A trio consists of three components, in this case a winning combination of Food, Wine and Service. Owners and chefs Bernard Guth and Ulf Henriksson opened up over 20 years ago. They also own nearby Vitea, although Trio is more Bernard’s baby. It has a lovely Mediterranean ambiance and covers three floors. I am partial to the second story with its stone bar and little balcony overlooking Calle Guerrero.
Bernard is responsible for the extensive wine cellar, boasting over 2,000 bottles – ask for their veteran sommelier who will steer you in the right direction while you prepare to enjoy some of the very best food in town. First a basket of wondrous breads appears and it takes every inch of my somewhat weak will power not to take a nosedive into it. But nosedive I will if I order their terrine of rich foie gras.

Appetizers veer toward the piscine, grilled oysters, Spanish mackerel ceviche, tropical shrimp salad, calamari. The Carpaccio is delectable, served in the classic manner with aged balsamic vinegar and shaved Parmesan and a popular favorite is the Lebanese salad with beets, parsley and marinated goat cheese. The soups here are particularly fine, I love to the artichoke one, and I’m not really very keen on artichokes!
Choose from a four-course prix fixe menu or regular seasonal offerings. The rack of lamb comes in two sizes depending on your appetite. It’s pink and succulent, served with ravioli, eggplant and peppers and zucchini mint sauce. Entrees are matched with perfect herbal accompaniments, chicken with rosemary, rabbit with garlic parsley, duckling with lavender and fennel confit.

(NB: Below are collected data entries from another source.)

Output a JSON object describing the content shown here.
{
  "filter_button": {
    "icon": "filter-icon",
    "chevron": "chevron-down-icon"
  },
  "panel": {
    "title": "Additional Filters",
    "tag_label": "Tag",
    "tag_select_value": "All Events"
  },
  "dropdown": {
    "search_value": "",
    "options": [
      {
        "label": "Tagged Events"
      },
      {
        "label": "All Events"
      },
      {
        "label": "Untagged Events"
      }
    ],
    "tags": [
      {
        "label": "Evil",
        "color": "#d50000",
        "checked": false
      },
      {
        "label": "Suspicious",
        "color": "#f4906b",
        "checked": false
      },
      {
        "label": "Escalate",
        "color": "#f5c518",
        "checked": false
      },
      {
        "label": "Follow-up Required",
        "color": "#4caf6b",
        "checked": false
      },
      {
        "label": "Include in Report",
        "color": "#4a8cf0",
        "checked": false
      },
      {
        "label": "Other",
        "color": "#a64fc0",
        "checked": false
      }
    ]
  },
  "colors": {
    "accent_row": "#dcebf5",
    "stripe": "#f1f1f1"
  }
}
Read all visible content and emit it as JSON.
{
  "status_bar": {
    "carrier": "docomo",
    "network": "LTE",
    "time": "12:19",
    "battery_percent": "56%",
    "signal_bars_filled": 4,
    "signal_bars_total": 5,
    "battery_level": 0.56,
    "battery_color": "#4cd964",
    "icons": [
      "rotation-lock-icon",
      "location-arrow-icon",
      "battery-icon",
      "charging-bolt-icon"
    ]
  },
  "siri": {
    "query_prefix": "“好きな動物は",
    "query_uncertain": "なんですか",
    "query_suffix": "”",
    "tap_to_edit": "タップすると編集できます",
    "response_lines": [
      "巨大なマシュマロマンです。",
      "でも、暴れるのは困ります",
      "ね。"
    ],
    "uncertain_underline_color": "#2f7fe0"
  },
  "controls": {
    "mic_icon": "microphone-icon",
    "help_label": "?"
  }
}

Trio shines at its Italianate dishes, ricotta spinach ravioli, papadelle with shrimp, risotto with shrimp and asparagus, whole grain fettuccini and sides are often gnocchi, dumpling and the aforementioned ravioli. The pan-roasted sea bass is a crowd pleaser prepared with sauerkraut, a staple from France’s Alsace region.
I like the Spanish style shrimp, sautéed with peppers, onions and brandy with white beans. I digress but I do wish Mexico had more dishes starring the lowly bean – France has her cassoulet, Spain its fabada, Cuba its black beans, New Orleans its red beans, Costa Rica its gallo pinto, Texas its chile con carne (granted that one started off in Mexico). Here it is too often an afterthought, a sad little smear of refried beans alongside a dollop of rice. Mexico, please elevate the bean to its rightful place in the food pantheon!
For dessert, cake isn’t usually my go to but do order the black forest. Bernard hails from that beautiful German region and makes a definitive one.
Recently I asked Bernard’s opinion about a very trendy restaurant in Mexico City to which he gave the canny comment “they try too hard”. Trio does not try too hard, the food has an easy assurance, their tried and true dishes given a deft spin which insures that their patrons become repeat customers. Like me.